An octopus with what appeared to be nine arms was collected in an artisanal fishery in Puerto Angel, Oaxaca, back in 2012. This species, Octopus hubbsorum, occurs throughout the tropical Pacific, and it’s the primary target of octopus fisheries in Mexico. This 275-gram octopus was among a sample of 115 octopuses collected by scuba divers, and based her oocytes (which go on to become eggs), she was an immature female.
Upon closer inspection, María del Carmen Alejo-Plata and Omar Valencia Méndez of Universidad del Mar discovered that the female had an abnormally bifurcated second arm -- it had divided into two branches. The findings were described in American Malacological Bulletin.
The length of the arm before the split was 70 millimeters, and it was divided into two branches: The longer arm was 215 millimeters, the shorter one was 140 millimeters. The shorter arm also had a 5-millimeter localized knob and a regenerated arm tip. Additionally, there was an unusually well-developed web between the divisions -- the same kind found uniting the bases of normal arms.
Bifurcation (or even polyfurcation) of the arms aren’t all that uncommon in octopuses, especially in cases of injury. These have been reported since 1900, and in one extreme case, seven of the eight arms were branched multiple times, resulting in a total of 90 terminal branches.
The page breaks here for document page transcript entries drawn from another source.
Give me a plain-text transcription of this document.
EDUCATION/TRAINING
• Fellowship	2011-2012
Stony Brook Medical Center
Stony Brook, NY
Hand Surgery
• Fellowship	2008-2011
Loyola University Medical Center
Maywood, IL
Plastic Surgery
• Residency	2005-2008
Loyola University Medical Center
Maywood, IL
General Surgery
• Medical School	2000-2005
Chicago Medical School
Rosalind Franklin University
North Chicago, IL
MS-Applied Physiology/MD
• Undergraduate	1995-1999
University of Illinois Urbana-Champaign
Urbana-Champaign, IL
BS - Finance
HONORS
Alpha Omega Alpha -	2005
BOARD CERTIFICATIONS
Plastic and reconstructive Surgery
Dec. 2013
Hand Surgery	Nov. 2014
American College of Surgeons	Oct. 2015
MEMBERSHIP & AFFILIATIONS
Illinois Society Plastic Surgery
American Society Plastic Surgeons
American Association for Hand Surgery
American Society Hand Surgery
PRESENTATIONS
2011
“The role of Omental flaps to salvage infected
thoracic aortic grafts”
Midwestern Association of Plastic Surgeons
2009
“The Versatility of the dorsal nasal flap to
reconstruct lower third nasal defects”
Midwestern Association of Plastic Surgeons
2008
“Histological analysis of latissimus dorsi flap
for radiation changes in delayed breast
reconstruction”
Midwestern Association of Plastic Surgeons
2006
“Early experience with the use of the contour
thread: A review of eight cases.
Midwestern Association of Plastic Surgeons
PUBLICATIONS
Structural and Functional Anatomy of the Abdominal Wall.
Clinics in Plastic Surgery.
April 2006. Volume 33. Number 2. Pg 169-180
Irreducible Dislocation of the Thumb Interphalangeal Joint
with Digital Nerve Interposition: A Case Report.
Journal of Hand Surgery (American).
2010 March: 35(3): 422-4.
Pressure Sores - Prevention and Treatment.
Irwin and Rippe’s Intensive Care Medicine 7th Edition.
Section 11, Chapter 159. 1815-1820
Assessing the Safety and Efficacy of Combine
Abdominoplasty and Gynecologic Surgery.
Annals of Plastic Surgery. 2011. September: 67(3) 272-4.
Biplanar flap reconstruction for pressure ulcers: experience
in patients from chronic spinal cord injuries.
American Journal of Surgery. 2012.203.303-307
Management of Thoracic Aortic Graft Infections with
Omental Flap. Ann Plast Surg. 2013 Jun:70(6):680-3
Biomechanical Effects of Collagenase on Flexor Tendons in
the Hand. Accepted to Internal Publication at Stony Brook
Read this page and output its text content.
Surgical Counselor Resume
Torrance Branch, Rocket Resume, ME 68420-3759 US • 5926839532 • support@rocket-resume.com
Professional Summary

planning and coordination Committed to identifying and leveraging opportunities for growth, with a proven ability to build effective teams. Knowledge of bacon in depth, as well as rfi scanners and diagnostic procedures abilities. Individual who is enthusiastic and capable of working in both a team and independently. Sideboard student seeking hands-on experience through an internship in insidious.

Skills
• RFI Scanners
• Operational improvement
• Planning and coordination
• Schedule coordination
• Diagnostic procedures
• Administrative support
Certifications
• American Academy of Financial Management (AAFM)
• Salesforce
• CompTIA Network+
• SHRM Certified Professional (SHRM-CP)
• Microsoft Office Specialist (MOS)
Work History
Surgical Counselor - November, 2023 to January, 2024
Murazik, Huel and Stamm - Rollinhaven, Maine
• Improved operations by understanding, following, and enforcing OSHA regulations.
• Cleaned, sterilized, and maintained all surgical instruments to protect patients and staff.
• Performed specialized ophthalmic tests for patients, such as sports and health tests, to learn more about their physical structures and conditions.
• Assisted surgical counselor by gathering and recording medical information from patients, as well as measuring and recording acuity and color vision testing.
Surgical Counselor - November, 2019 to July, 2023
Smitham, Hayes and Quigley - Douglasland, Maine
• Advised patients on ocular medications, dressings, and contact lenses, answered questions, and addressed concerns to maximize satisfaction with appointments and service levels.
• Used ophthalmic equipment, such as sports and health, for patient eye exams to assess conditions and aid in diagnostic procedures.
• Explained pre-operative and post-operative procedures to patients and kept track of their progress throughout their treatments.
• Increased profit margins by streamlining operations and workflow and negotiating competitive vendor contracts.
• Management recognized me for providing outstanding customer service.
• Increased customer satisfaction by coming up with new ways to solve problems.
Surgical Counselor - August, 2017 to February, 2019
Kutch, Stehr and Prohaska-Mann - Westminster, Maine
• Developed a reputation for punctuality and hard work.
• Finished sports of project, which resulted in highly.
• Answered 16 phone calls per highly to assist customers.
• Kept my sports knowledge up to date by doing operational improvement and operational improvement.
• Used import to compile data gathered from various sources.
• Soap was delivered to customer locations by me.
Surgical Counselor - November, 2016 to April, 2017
However, the arm branching seen here doesn’t appear to be the result of an injury. Instead, the duo of researchers think that these nine arms are the result of a Hox genes mutation. A large family of genes called homeobox genes direct the formation of many body structures -- from limbs to organs -- during early embryonic development. Mutations in these genes are responsible for several developmental disorders throughout the animal kingdom.